Building a new science and practice
The first professionals to start work in the rangelands started with almost nothing. There was no established science, and only the most scratchy knowledge of regional botanies, ecology, and soils. The stories about how knowledge was accumulated and passed on to pastoralists and others make intriguing, and often exciting reading, as staff developed an understanding of how the country ‘worked’, how enlightened management could help both productivity and conservation, and how areas of serious degradation could be rehabilitated.
Significant successes
The authors describe many successes, and lasting legacies. For me the outstanding achievements were firstly the mapping and describing of the land systems in the rangelands, resulting in a ‘world’s best’-documentation of the bio-physical resources and their condition. The authors are justifiably very proud of this achievement.

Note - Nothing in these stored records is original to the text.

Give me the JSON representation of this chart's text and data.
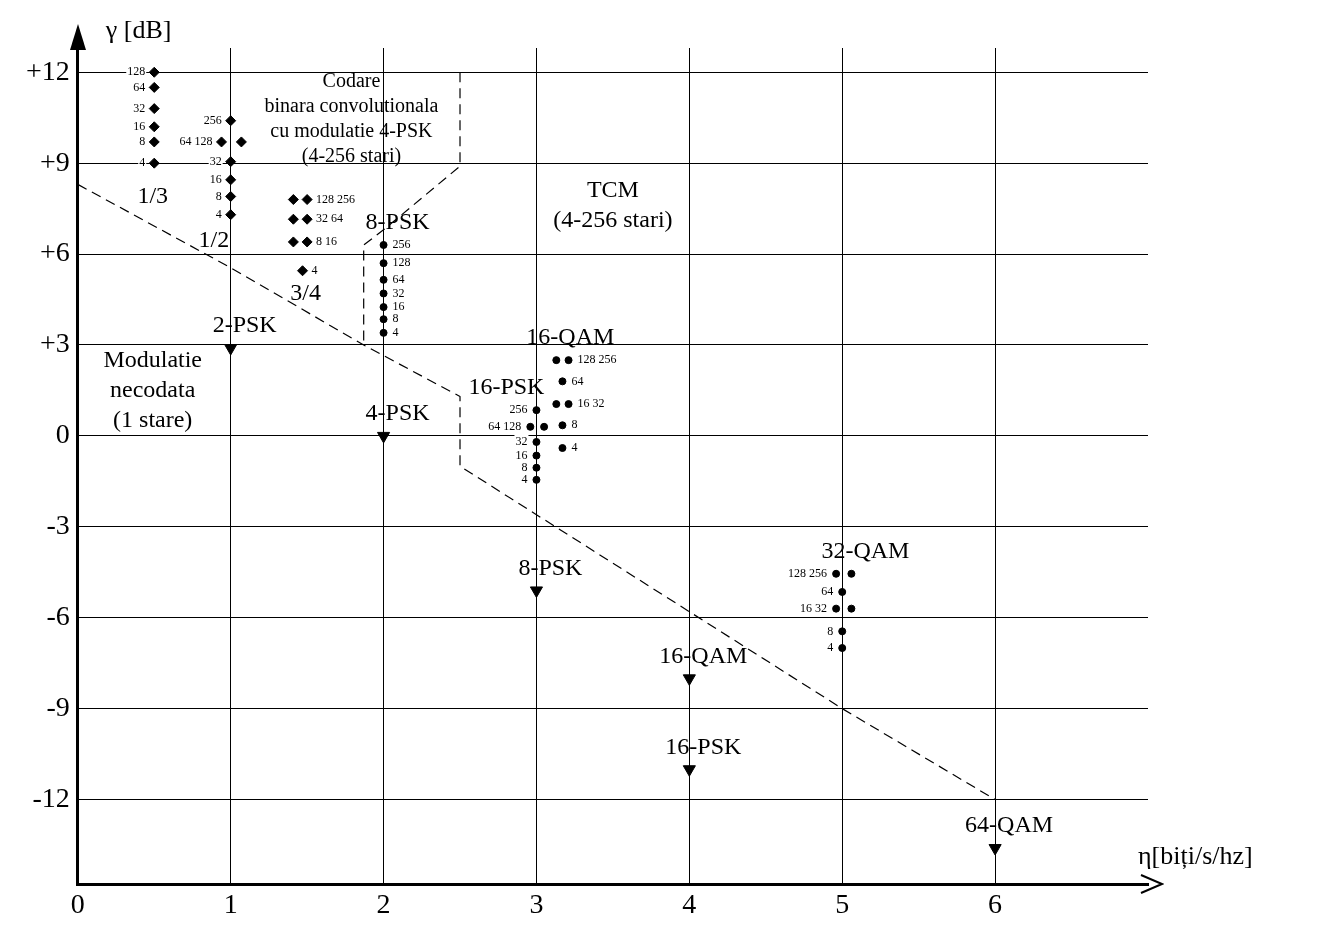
{
  "chart_data": {
    "type": "scatter",
    "xlabel": "η[biți/s/hz]",
    "ylabel": "γ [dB]",
    "xlim": [
      0,
      7
    ],
    "ylim": [
      -14.8,
      12.8
    ],
    "xticks": [
      0,
      1,
      2,
      3,
      4,
      5,
      6
    ],
    "yticks": [
      {
        "value": 12,
        "label": "+12"
      },
      {
        "value": 9,
        "label": "+9"
      },
      {
        "value": 6,
        "label": "+6"
      },
      {
        "value": 3,
        "label": "+3"
      },
      0,
      -3,
      -6,
      -9,
      -12
    ],
    "grid": true,
    "legend": false,
    "series": [
      {
        "marker": "triangle",
        "color": "#000000",
        "x": [
          1,
          2,
          3,
          4,
          4,
          6
        ],
        "values": [
          2.9,
          0,
          -5.1,
          -8.0,
          -11.0,
          -13.6
        ]
      },
      {
        "marker": "diamond",
        "color": "#000000",
        "x": [
          0.5,
          0.5,
          0.5,
          0.5,
          0.5,
          0.5
        ],
        "values": [
          12.0,
          11.5,
          10.8,
          10.2,
          9.7,
          9.0
        ]
      },
      {
        "marker": "diamond",
        "color": "#000000",
        "x": [
          1,
          0.94,
          1.07,
          1,
          1,
          1,
          1
        ],
        "values": [
          10.4,
          9.7,
          9.7,
          9.05,
          8.45,
          7.9,
          7.3
        ]
      },
      {
        "marker": "diamond",
        "color": "#000000",
        "x": [
          1.41,
          1.5,
          1.41,
          1.5,
          1.41,
          1.5,
          1.47
        ],
        "values": [
          7.8,
          7.8,
          7.15,
          7.15,
          6.4,
          6.4,
          5.45
        ]
      },
      {
        "marker": "circle",
        "color": "#000000",
        "x": [
          2,
          2,
          2,
          2,
          2,
          2,
          2
        ],
        "values": [
          6.3,
          5.7,
          5.15,
          4.7,
          4.25,
          3.85,
          3.4
        ]
      },
      {
        "marker": "circle",
        "color": "#000000",
        "x": [
          3.13,
          3.21,
          3.17,
          3.13,
          3.21,
          3.17,
          3.17
        ],
        "values": [
          2.5,
          2.5,
          1.8,
          1.05,
          1.05,
          0.35,
          -0.4
        ]
      },
      {
        "marker": "circle",
        "color": "#000000",
        "x": [
          3,
          2.96,
          3.05,
          3,
          3,
          3,
          3
        ],
        "values": [
          0.85,
          0.3,
          0.3,
          -0.2,
          -0.65,
          -1.05,
          -1.45
        ]
      },
      {
        "marker": "circle",
        "color": "#000000",
        "x": [
          4.96,
          5.06,
          5,
          4.96,
          5.06,
          5,
          5
        ],
        "values": [
          -4.55,
          -4.55,
          -5.15,
          -5.7,
          -5.7,
          -6.45,
          -7.0
        ]
      },
      {
        "type": "line",
        "marker": "none",
        "line_style": "dashed",
        "color": "#000000",
        "x": [
          0,
          1,
          1.87,
          2,
          2.5,
          2.5,
          3,
          4,
          5,
          6
        ],
        "values": [
          8.3,
          5.55,
          3.0,
          2.65,
          1.3,
          -1.0,
          -2.6,
          -5.8,
          -9,
          -12
        ]
      },
      {
        "type": "line",
        "marker": "none",
        "line_style": "dashed",
        "color": "#000000",
        "x": [
          2.5,
          2.5,
          2.0,
          1.87,
          1.87
        ],
        "values": [
          12,
          8.9,
          6.8,
          6.3,
          3.0
        ]
      }
    ],
    "annotations": [
      "Codare\nbinara convolutionala\ncu modulatie 4-PSK\n(4-256 stari)",
      "TCM\n(4-256 stari)",
      "Modulatie\nnecodata\n(1 stare)",
      "1/3",
      "1/2",
      "3/4",
      {
        "text": "2-PSK",
        "x": 1,
        "y": 2.9
      },
      {
        "text": "4-PSK",
        "x": 2,
        "y": 0
      },
      {
        "text": "8-PSK",
        "x": 3,
        "y": -5.1
      },
      {
        "text": "16-QAM",
        "x": 4,
        "y": -8.0
      },
      {
        "text": "16-PSK",
        "x": 4,
        "y": -11.0
      },
      {
        "text": "64-QAM",
        "x": 6,
        "y": -13.6
      },
      {
        "text": "8-PSK",
        "x": 2,
        "y": 6.3
      },
      {
        "text": "16-QAM",
        "x": 3.13,
        "y": 2.5
      },
      {
        "text": "16-PSK",
        "x": 3,
        "y": 0.85
      },
      {
        "text": "32-QAM",
        "x": 5.06,
        "y": -4.55
      },
      {
        "text": "128",
        "x": 0.5,
        "y": 12.0
      },
      {
        "text": "64",
        "x": 0.5,
        "y": 11.5
      },
      {
        "text": "32",
        "x": 0.5,
        "y": 10.8
      },
      {
        "text": "16",
        "x": 0.5,
        "y": 10.2
      },
      {
        "text": "8",
        "x": 0.5,
        "y": 9.7
      },
      {
        "text": "4",
        "x": 0.5,
        "y": 9.0
      },
      {
        "text": "256",
        "x": 1,
        "y": 10.4
      },
      {
        "text": "64 128",
        "x": 0.94,
        "y": 9.7
      },
      {
        "text": "32",
        "x": 1,
        "y": 9.05
      },
      {
        "text": "16",
        "x": 1,
        "y": 8.45
      },
      {
        "text": "8",
        "x": 1,
        "y": 7.9
      },
      {
        "text": "4",
        "x": 1,
        "y": 7.3
      },
      {
        "text": "128 256",
        "x": 1.5,
        "y": 7.8
      },
      {
        "text": "32 64",
        "x": 1.5,
        "y": 7.15
      },
      {
        "text": "8 16",
        "x": 1.5,
        "y": 6.4
      },
      {
        "text": "4",
        "x": 1.47,
        "y": 5.45
      },
      {
        "text": "256",
        "x": 2,
        "y": 6.3
      },
      {
        "text": "128",
        "x": 2,
        "y": 5.7
      },
      {
        "text": "64",
        "x": 2,
        "y": 5.15
      },
      {
        "text": "32",
        "x": 2,
        "y": 4.7
      },
      {
        "text": "16",
        "x": 2,
        "y": 4.25
      },
      {
        "text": "8",
        "x": 2,
        "y": 3.85
      },
      {
        "text": "4",
        "x": 2,
        "y": 3.4
      },
      {
        "text": "128 256",
        "x": 3.21,
        "y": 2.5
      },
      {
        "text": "64",
        "x": 3.17,
        "y": 1.8
      },
      {
        "text": "16 32",
        "x": 3.21,
        "y": 1.05
      },
      {
        "text": "8",
        "x": 3.17,
        "y": 0.35
      },
      {
        "text": "4",
        "x": 3.17,
        "y": -0.4
      },
      {
        "text": "256",
        "x": 3,
        "y": 0.85
      },
      {
        "text": "64 128",
        "x": 2.96,
        "y": 0.3
      },
      {
        "text": "32",
        "x": 3,
        "y": -0.2
      },
      {
        "text": "16",
        "x": 3,
        "y": -0.65
      },
      {
        "text": "8",
        "x": 3,
        "y": -1.05
      },
      {
        "text": "4",
        "x": 3,
        "y": -1.45
      },
      {
        "text": "128 256",
        "x": 4.96,
        "y": -4.55
      },
      {
        "text": "64",
        "x": 5,
        "y": -5.15
      },
      {
        "text": "16 32",
        "x": 4.96,
        "y": -5.7
      },
      {
        "text": "8",
        "x": 5,
        "y": -6.45
      },
      {
        "text": "4",
        "x": 5,
        "y": -7.0
      }
    ]
  }
}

Secondly, the rehabilitation of the massively degraded Ord River cattle leases – the catchments of the Ord River dam – was an immense undertaking, helped by the decision of the WA Government to resume one million hectares of degraded land. As far as I am aware this was the only instance of a WA government ever taking firm action to enable effective rangeland rehabilitation.
Thirdly, a commitment to measure change in the rangeland resource resulted in the Western Australian Rangeland Monitoring System. This comprises 1,600 permanent sites installed across the pastoral regions, with regular assessment of each plot according to measurable criteria that could be used to identify trends in land and vegetation condition. This system is unique in Australia, indeed in the world, in terms of its scope and outcomes, and the resultant data set is a priceless asset.

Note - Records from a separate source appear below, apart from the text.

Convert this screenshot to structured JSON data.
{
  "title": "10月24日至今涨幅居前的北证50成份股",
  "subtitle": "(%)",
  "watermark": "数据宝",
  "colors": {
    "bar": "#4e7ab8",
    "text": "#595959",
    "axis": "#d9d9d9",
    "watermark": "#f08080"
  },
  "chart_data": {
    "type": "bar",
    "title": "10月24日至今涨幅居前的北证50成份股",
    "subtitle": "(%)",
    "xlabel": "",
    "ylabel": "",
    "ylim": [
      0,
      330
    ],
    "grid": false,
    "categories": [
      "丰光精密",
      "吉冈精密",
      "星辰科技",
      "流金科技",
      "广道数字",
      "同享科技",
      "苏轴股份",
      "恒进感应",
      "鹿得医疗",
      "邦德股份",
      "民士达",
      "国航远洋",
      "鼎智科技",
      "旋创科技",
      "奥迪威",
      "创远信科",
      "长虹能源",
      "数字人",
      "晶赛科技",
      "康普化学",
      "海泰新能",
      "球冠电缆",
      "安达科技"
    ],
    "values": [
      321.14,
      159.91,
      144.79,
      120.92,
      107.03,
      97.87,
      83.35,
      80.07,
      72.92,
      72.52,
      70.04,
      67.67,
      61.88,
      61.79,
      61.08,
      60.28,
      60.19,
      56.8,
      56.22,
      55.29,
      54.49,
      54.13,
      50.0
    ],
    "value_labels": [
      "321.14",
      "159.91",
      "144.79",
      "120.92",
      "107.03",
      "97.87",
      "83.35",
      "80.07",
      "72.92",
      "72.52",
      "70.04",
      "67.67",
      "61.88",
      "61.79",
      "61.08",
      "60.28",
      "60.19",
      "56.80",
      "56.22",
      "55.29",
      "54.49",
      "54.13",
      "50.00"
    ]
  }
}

While some pastoralists rejected the advice of the RMB, others embraced it, and the result is that there are now many pastoral stations where the transition has been made from land exploitation to sustainable production.

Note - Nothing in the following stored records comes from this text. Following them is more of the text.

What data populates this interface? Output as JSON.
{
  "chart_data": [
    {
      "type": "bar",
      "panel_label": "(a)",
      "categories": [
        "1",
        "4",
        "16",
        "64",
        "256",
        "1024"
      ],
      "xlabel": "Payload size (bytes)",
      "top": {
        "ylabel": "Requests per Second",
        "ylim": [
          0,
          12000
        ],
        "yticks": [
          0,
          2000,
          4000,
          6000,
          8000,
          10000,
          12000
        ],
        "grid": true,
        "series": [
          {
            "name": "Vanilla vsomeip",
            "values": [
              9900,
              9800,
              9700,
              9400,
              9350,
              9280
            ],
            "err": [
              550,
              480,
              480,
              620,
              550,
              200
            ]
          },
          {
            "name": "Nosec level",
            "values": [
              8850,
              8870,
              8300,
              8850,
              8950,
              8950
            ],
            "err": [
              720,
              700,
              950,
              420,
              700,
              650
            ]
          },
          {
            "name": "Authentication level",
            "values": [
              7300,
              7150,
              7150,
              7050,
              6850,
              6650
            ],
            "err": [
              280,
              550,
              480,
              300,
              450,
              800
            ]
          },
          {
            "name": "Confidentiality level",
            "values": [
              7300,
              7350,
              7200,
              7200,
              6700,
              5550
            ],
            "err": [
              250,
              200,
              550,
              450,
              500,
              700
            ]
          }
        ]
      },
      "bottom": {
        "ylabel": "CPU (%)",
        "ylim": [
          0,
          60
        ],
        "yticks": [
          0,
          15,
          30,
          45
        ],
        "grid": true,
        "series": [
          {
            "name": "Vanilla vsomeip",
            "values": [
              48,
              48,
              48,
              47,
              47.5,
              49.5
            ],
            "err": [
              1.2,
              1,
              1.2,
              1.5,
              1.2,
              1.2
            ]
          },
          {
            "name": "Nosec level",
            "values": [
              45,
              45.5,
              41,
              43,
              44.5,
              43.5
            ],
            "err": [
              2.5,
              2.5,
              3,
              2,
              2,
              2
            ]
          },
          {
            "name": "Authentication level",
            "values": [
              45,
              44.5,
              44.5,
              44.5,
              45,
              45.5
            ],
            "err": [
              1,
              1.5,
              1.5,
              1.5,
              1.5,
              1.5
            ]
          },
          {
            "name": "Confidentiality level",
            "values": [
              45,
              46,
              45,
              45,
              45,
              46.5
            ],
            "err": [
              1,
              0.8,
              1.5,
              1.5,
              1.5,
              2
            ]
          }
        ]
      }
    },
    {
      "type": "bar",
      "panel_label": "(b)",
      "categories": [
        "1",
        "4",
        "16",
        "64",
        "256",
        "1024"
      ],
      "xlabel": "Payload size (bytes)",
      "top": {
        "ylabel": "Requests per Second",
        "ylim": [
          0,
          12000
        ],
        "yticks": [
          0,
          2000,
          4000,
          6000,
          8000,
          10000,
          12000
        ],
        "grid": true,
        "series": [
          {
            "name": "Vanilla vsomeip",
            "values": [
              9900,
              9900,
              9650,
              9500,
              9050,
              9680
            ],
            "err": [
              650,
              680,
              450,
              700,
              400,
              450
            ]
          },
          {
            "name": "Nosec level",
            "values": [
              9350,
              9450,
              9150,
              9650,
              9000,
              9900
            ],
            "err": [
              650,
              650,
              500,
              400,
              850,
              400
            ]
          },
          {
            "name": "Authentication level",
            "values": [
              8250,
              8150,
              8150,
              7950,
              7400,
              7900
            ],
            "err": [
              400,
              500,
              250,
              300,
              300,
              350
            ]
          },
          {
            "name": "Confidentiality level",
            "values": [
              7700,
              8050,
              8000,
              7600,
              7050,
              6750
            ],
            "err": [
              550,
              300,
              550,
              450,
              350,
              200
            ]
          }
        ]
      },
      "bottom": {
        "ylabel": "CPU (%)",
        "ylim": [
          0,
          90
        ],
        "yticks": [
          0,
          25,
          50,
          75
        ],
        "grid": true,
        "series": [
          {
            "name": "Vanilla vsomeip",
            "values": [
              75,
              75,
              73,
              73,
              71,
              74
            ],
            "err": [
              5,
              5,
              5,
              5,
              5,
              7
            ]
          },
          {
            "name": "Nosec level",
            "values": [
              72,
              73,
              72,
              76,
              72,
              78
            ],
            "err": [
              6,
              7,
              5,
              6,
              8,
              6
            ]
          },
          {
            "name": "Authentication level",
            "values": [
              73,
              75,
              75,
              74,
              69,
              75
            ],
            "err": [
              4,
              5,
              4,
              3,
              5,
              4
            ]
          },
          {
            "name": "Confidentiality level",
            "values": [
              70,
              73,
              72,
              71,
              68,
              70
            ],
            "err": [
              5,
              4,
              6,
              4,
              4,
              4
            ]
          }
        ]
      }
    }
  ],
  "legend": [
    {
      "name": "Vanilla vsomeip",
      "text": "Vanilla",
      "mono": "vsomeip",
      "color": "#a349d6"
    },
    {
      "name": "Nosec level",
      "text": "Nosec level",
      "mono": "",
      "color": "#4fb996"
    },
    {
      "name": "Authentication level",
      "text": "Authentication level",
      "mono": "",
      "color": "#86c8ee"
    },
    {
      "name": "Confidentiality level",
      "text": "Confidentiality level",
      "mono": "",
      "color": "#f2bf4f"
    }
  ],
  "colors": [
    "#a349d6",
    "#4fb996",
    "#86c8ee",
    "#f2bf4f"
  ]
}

Finally, in my view, perhaps the most critical outcome of the work of the RMB was demonstrating that well-managed pastoralism is environmentally benign – domestic stock and native vegetation could happily coexist with no ecological or economic penalty. The converse, poorly managed pastoralism will lead to land degradation, thus requiring active regulation by the landlord, being the WA population.
Significant failures
It turned out that the real problems faced by the RMB were not scientific, but political and institutional. Firstly, they lacked political backing and support from their own department and their sister agencies; and secondly, attempts to fix degraded areas were resisted or undermined by many pastoralists, the very people it was hoped would benefit. What was even more of a problem, there was no way good management could be enforced. The RMB had no regulatory powers. The Pastoral Land Board and the Soil Conservation Service, which could have regulated pastoral activities, took little interest in management, while other agencies relied on education and encouragement, which sadly was not enough.
And in the future?
On the other hand, if the political will for action ever arises, best-practice land management systems for the WA rangelands are now known and understood, and could be implemented across the rangelands tomorrow. This situation can be attributed to the work of that small band of tough, dedicated scientists of the Rangeland Management Branch during its short, but dramatic history.
I especially commend this book to anyone embarking on a career in rangeland management, and to those already in that domain. To them, and to anyone interested in the Australian outback, I say: please read this book!